Os cenários lembram os clássicos filmes de faroeste: xerifes, duelos e cidades marcadas pelo auge e pela decadência. No chamado Velho Oeste dos Estados Unidos, regiões que já viveram períodos de intensa atividade econômica acabaram esvaziadas ao longo do tempo e se tornaram cidades fantasmas.
Hoje, esses locais abandonados e cheios de história voltaram ao mapa como atrações turísticas, recebendo visitantes de várias partes do mundo.
Nelson: de mina abandonada a ponto turístico
Em 1994, Tony e Bobbie decidiram comprar uma casa em Nelson, um vilarejo no estado de Nevada. A negociação, no entanto, veio com uma condição: os antigos proprietários só venderiam o imóvel se o casal também assumisse uma mina desativada desde 1942.
Sem infraestrutura básica (como eletricidade e saneamento) a família se mudou com os cinco filhos e passou a transformar o local.
Atualmente, Nelson recebe turistas diariamente.
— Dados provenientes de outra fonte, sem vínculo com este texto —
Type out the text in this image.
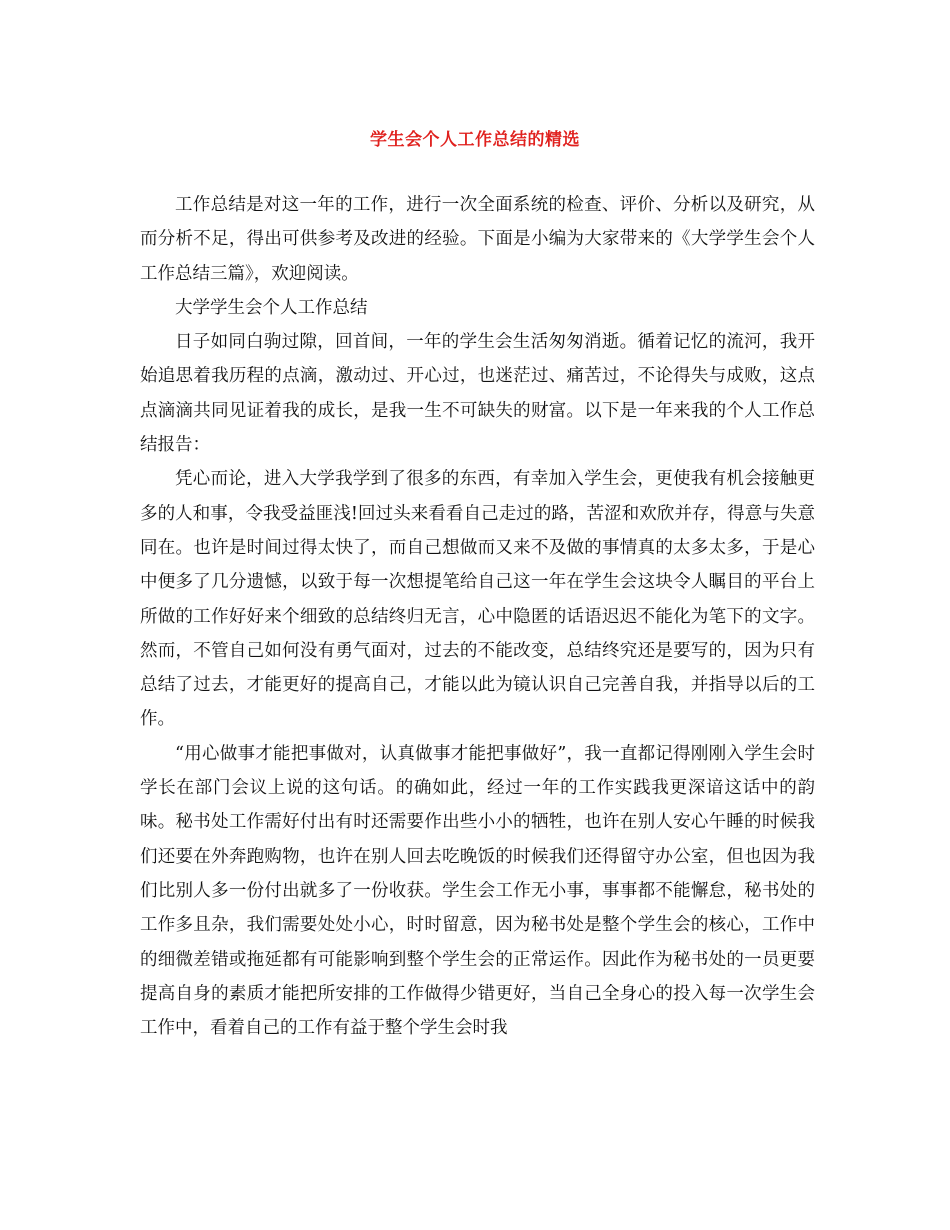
学生会个人工作总结的精选

工作总结是对这一年的工作，进行一次全面系统的检查、评价、分析以及研究，从而分析不足，得出可供参考及改进的经验。下面是小编为大家带来的《大学学生会个人工作总结三篇》，欢迎阅读。

大学学生会个人工作总结

日子如同白驹过隙，回首间，一年的学生会生活匆匆消逝。循着记忆的流河，我开始追思着我历程的点滴，激动过、开心过，也迷茫过、痛苦过，不论得失与成败，这点点滴滴共同见证着我的成长，是我一生不可缺失的财富。以下是一年来我的个人工作总结报告：

凭心而论，进入大学我学到了很多的东西，有幸加入学生会，更使我有机会接触更多的人和事，令我受益匪浅!回过头来看看自己走过的路，苦涩和欢欣并存，得意与失意同在。也许是时间过得太快了，而自己想做而又来不及做的事情真的太多太多，于是心中便多了几分遗憾，以致于每一次想提笔给自己这一年在学生会这块令人瞩目的平台上所做的工作好好来个细致的总结终归无言，心中隐匿的话语迟迟不能化为笔下的文字。然而，不管自己如何没有勇气面对，过去的不能改变，总结终究还是要写的，因为只有总结了过去，才能更好的提高自己，才能以此为镜认识自己完善自我，并指导以后的工作。

“用心做事才能把事做对，认真做事才能把事做好”，我一直都记得刚刚入学生会时学长在部门会议上说的这句话。的确如此，经过一年的工作实践我更深谙这话中的韵味。秘书处工作需好付出有时还需要作出些小小的牺牲，也许在别人安心午睡的时候我们还要在外奔跑购物，也许在别人回去吃晚饭的时候我们还得留守办公室，但也因为我们比别人多一份付出就多了一份收获。学生会工作无小事，事事都不能懈怠，秘书处的工作多且杂，我们需要处处小心，时时留意，因为秘书处是整个学生会的核心，工作中的细微差错或拖延都有可能影响到整个学生会的正常运作。因此作为秘书处的一员更要提高自身的素质才能把所安排的工作做得少错更好，当自己全身心的投入每一次学生会工作中，看着自己的工作有益于整个学生会时我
A residência abriga milhares de objetos históricos e até um freezer com cobras-cascavéis capturadas no deserto. Segundo Shawna, filha do casal, o local carrega fama de cidade assombrada.
Os piores assassinos de Nevada saíram daqui. A polícia nem entrava.
Rhyolite - Foto: Reprodução
Rhyolite: ascensão rápida e abandono
No deserto do Vale da Morte, no estado de Nevada, estão os vestígios de Rhyolite, uma cidade que surgiu durante a corrida do ouro no Velho Oeste.
O que começou como um pequeno acampamento com dois homens rapidamente se transformou em uma cidade com cerca de 2.500 habitantes. No auge, Rhyolite chegou a ter prédios de três andares, lojas, escola para 250 crianças e até uma bolsa de valores.
A decadência começou em 1907, com a crise financeira em Nova York, que afetou diretamente a economia local. Com o fechamento das minas e falência de bancos, a população caiu drasticamente. Em 1910, restavam cerca de 600 moradores. Seis anos depois, a energia elétrica foi desligada.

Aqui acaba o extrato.